True that ... the KA-6 had @ 10K 'to give', more in extremis or on a short cycle ... but the WHALE had more on a regular basis ... don't exactly remember how much more as the tankers never visited us, but 'more' in any case ... the only WHALEs I had any personal experience/hands on time with were the EA-3B's operated by VQ-1 dets out of Guam and CUBI.
THEY had 'noting' to give ... they just gave the AirWing shit & 'tested' everyone at the blunt end of the BOAT w/ their high zero fuel weight vs. their max trap weight.
Trivia time: one of their guys, last name of 'Otto' if I recall correctly (no relation to our Air Warriors 'Otto' ), had some kinda' record for most 'FLEET consecutive traps' ... some of them, compliments of ME wavin' HIM ... a terminal O-4, the guy was a ROCK in the groove. 'Rock' as in steady ...
You're welcome, Otto ...
Any port in a storm. And when the night is black, the WX nasty, the deck pitching and maybe turning, and the
EMERG-FUEL red light glares in your eyes telling you, you might only have one more chance (maybe), any tanker will do. And you thank your lucky stars that you can find it because it has a good driver!!! (Even if it is an A-7 with a buddy store, where you had to run the F-4 rudder trim all the way to the stop, and it still wasn't enough!)
Never had any experience with queer whales. But ours got kicked off the deck to be based ashore in Da Nang. While this probably had something to do with the A-3's deck-multiple, it probably had more to do with two whale incidents on our cruise.
1. We had a whale trap at night a bit right of centerline.
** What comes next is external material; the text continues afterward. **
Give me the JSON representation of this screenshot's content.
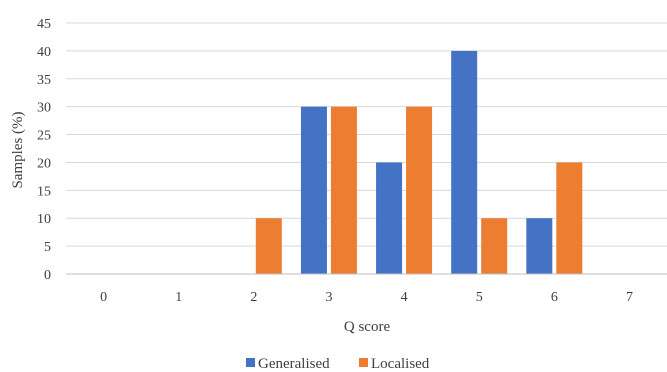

His right wingtip went through the (unmanned, fortunately) cockpits of three of our HC-7 combat SAR helos parked starboard.
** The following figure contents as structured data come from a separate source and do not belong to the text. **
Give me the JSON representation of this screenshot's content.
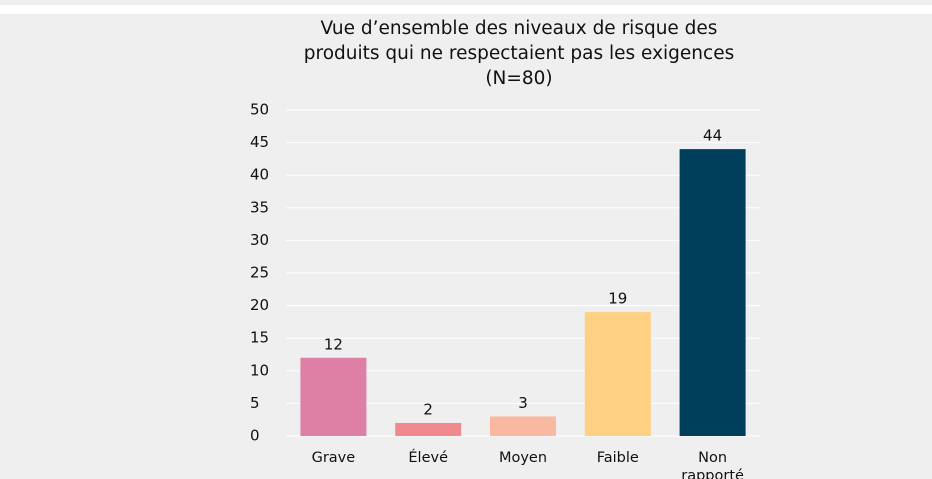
{
  "chart_data": {
    "type": "bar",
    "title": "Vue d’ensemble des niveaux de risque des produits qui ne respectaient pas les exigences (N=80)",
    "categories": [
      "Grave",
      "Élevé",
      "Moyen",
      "Faible",
      "Non rapporté"
    ],
    "values": [
      12,
      2,
      3,
      19,
      44
    ],
    "colors": [
      "#de7fa6",
      "#f08a8f",
      "#f9b9a0",
      "#fdd083",
      "#003f5c"
    ],
    "ylim": [
      0,
      50
    ],
    "yticks": [
      0,
      5,
      10,
      15,
      20,
      25,
      30,
      35,
      40,
      45,
      50
    ],
    "grid": true
  }
}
2. Don't know if it was the same guy, but we also incredibly had a whale trap gear up, unintentionally! (I met the pilot some years later in fire fighting school. I really didn't remember him from our cruise until he said, "I was the guy who trapped wheels up." Well yeah, OK, yes I remembered that! And I couldn't believe he admitted it!)
Never knew Otto. But those rails guys were never any fun watching, right before our "roll 'em in Ready-One. We vultures fed on night-time drama.